Tutto nasce, storia verissima, quando l’allevatore Wilbur Tennant – interpretato dal bravissimo Bill Camp –, della suddetta Parkersburg, nel 1998 si rivolge all’avvocato Robert Bilott, originario proprio di lì, per denunciare l’avvelenamento delle acque presso cui si abbeverano i suoi animali che stanno morendo a una velocità impressionante. Bilott appartiene a uno studio legale che, guarda caso, difende le grandi corporation del campo chimico, in particolare la DuPont che detiene uno stabilimento proprio in quel di Parkersburg. Inizialmente, il nostro Bob – interpretato da Mark Ruffalo, ambientalista convinto che ha fortemente voluto il progetto arrivando a produrlo lui stesso – è reticente a prestare ascolto a un bifolco del Midwest che viene a portargli uno scatolone di videocassette VHS. Ma proprio quei nastri magnetici contengono delle verità agghiaccianti: Tennant ha, infatti, documentato i terribili sintomi che hanno decimato le vacche e gli altri animali della sua terra.
Anche qui Haynes utilizza efficacemente gli stilemi del cinema di genere, in particolare il found footage, ovvero il ritrovamento di riprese amatoriali che, se nei film horror documentano di giovani ragazzi trucidati da streghe – si veda Blair Witch Project (1999) come capostipite – o altre creature soprannaturali, qui invece rendono conto di animali con occhi rientrati nelle orbite e organi interni gonfi e incistati.
Rispettando la formula classica del viaggio dell’eroe – teorizzata dall’antropologo Joseph Campbell su studi junghiani prima e dallo sceneggiatore Chris Vogler dopo –, in un primo momento Bob rifiuta la chiamata all’avventura, che in questo caso consiste nell’ascoltare le richieste del povero Tennant. Un ritorno nel suo paese d’origine, però, gli farà presto cambiare idea.

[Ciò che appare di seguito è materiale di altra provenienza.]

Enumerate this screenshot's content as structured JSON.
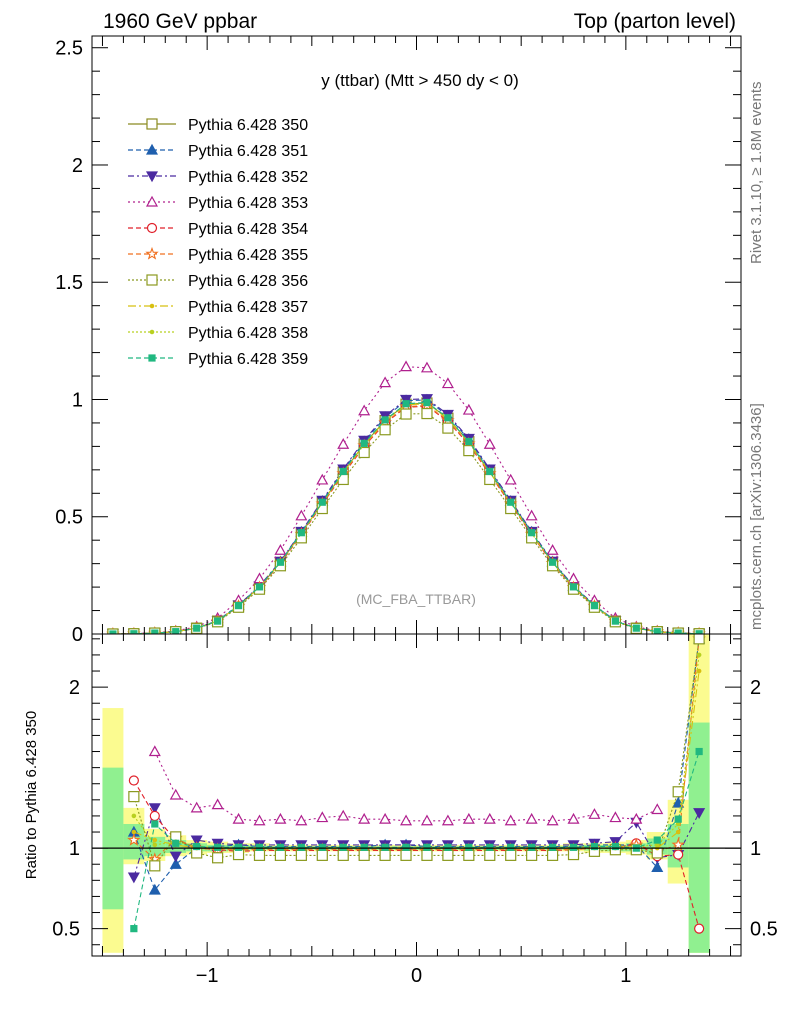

Non si tratta solo delle condizioni degli animali: un giro veloce a Parkersburg farà rendere conto al protagonista e a noi spettatori che la vita dell’intera comunità è dominata dalla presenza della DuPont che ha installato scuole, circoli e altri servizi, penetrando surrettiziamente nel tessuto sociale in modo da tenere buoni gli stessi abitanti a cui fornisce lavoro ma anche veleno. Quegli stessi abitanti sorridono inconsapevoli dal ciglio della strada all’auto di Bob che sta passando e anche a noi che li vediamo dalla sua vettura. Alcuni di quei sorrisi, però, sono neri perché i PFAS, ovvero le sostanze perfluoroalchiliche immesse nell’ambiente dalla DuPont, tra le altre cose danneggiano anche i denti.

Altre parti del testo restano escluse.